My reasons for retiring IPFS are many, but here are the main ones:
It is not private
While it claims to have a level censorship resistance, as of December 2021, IPFS contains no way to provide data without your public IP from being globally enumerable, along with being able to find out what content you are hosting. This makes it poison to anything that a tyrannical government would want to censor.
It is slow
It is not unusual for a request to take several seconds to resolve…if it resolves at all. IPNS, the only solution for mutable data in IPFS, is even worse, at times taking several minutes only to fail. The reasons for this are baked into the design of IPNS and replacing it entirely is the only way to fix this issue.
It is a resource hog
I have routinely had to forcefully restart the IPFS daemons that I have been running because they are causing performance issues with everything else on the system.
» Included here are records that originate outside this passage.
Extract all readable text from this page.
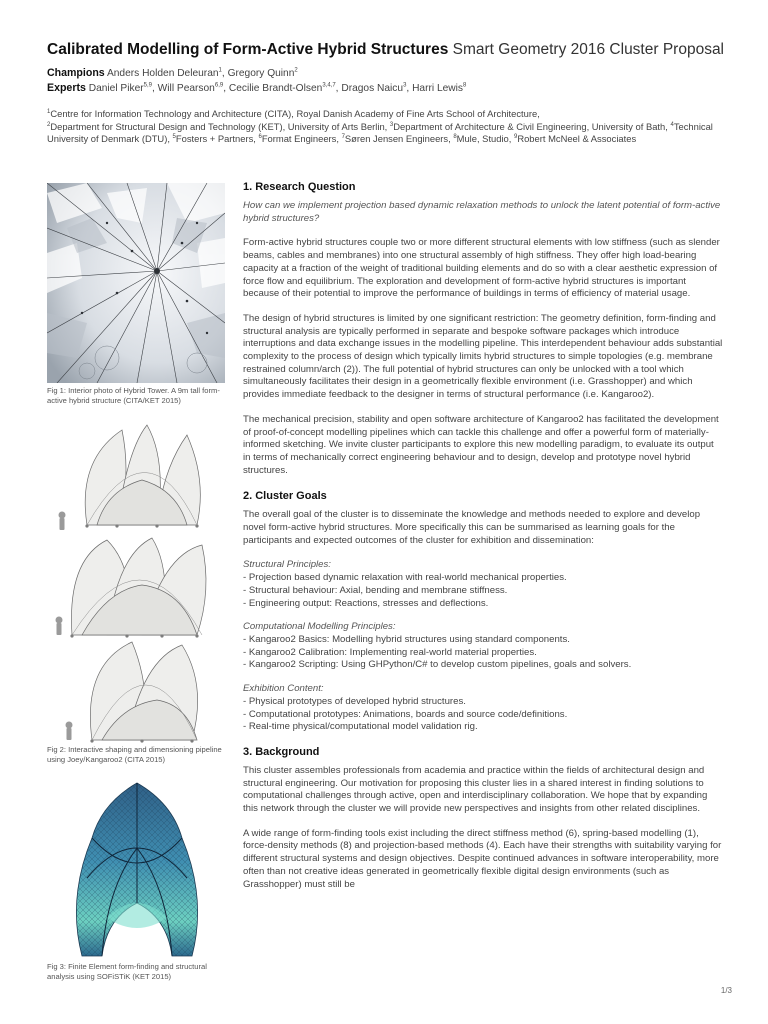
Calibrated Modelling of Form-Active Hybrid Structures Smart Geometry 2016 Cluster Proposal
Champions Anders Holden Deleuran$^1$, Gregory Quinn$^2$
Experts Daniel Piker$^{5,9}$, Will Pearson$^{6,9}$, Cecilie Brandt-Olsen$^{3,4,7}$, Dragos Naicu$^3$, Harri Lewis$^8$
$^1$Centre for Information Technology and Architecture (CITA), Royal Danish Academy of Fine Arts School of Architecture,
$^2$Department for Structural Design and Technology (KET), University of Arts Berlin, $^3$Department of Architecture & Civil Engineering, University of Bath, $^4$Technical University of Denmark (DTU), $^5$Fosters + Partners, $^6$Format Engineers, $^7$Søren Jensen Engineers, $^8$Mule, Studio, $^9$Robert McNeel & Associates
Fig 1: Interior photo of Hybrid Tower. A 9m tall form-active hybrid structure (CITA/KET 2015)
Fig 2: Interactive shaping and dimensioning pipeline using Joey/Kangaroo2 (CITA 2015)
Fig 3: Finite Element form-finding and structural analysis using SOFiSTiK (KET 2015)
1. Research Question

How can we implement projection based dynamic relaxation methods to unlock the latent potential of form-active hybrid structures?

Form-active hybrid structures couple two or more different structural elements with low stiffness (such as slender beams, cables and membranes) into one structural assembly of high stiffness. They offer high load-bearing capacity at a fraction of the weight of traditional building elements and do so with a clear aesthetic expression of force flow and equilibrium. The exploration and development of form-active hybrid structures is important because of their potential to improve the performance of buildings in terms of efficiency of material usage.

The design of hybrid structures is limited by one significant restriction: The geometry definition, form-finding and structural analysis are typically performed in separate and bespoke software packages which introduce interruptions and data exchange issues in the modelling pipeline. This interdependent behaviour adds substantial complexity to the process of design which typically limits hybrid structures to simple topologies (e.g. membrane restrained column/arch (2)). The full potential of hybrid structures can only be unlocked with a tool which simultaneously facilitates their design in a geometrically flexible environment (i.e. Grasshopper) and which provides immediate feedback to the designer in terms of structural performance (i.e. Kangaroo2).

The mechanical precision, stability and open software architecture of Kangaroo2 has facilitated the development of proof-of-concept modelling pipelines which can tackle this challenge and offer a powerful form of materially-informed sketching. We invite cluster participants to explore this new modelling paradigm, to evaluate its output in terms of mechanically correct engineering behaviour and to design, develop and prototype novel hybrid structures.

2. Cluster Goals

The overall goal of the cluster is to disseminate the knowledge and methods needed to explore and develop novel form-active hybrid structures. More specifically this can be summarised as learning goals for the participants and expected outcomes of the cluster for exhibition and dissemination:

Structural Principles:

- Projection based dynamic relaxation with real-world mechanical properties.
- Structural behaviour: Axial, bending and membrane stiffness.
- Engineering output: Reactions, stresses and deflections.

Computational Modelling Principles:

- Kangaroo2 Basics: Modelling hybrid structures using standard components.
- Kangaroo2 Calibration: Implementing real-world material properties.
- Kangaroo2 Scripting: Using GHPython/C# to develop custom pipelines, goals and solvers.

Exhibition Content:

- Physical prototypes of developed hybrid structures.
- Computational prototypes: Animations, boards and source code/definitions.
- Real-time physical/computational model validation rig.
3. Background

This cluster assembles professionals from academia and practice within the fields of architectural design and structural engineering. Our motivation for proposing this cluster lies in a shared interest in finding solutions to computational challenges through active, open and interdisciplinary collaboration. We hope that by expanding this network through the cluster we will provide new perspectives and insights from other related disciplines.

A wide range of form-finding tools exist including the direct stiffness method (6), spring-based modelling (1), force-density methods (8) and projection-based methods (4). Each have their strengths with suitability varying for different structural systems and design objectives. Despite continued advances in software interoperability, more often than not creative ideas generated in geometrically flexible digital design environments (such as Grasshopper) must still be

1/3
It uses large amounts of network data to function and it has no way to correctly limit resources. External bandwidth limiters restrict all traffic in and out of the service, not just the traffic going to the wider internet.
Not reusing existing standards
Love it or hate it, HTTP has been around for decades. Throwing out all this work for a completely new, untested protocol seems like folly. It prevents using existing, security hardened and battle tested code. It makes integration into browsers more difficult and require additional resources for no good reason.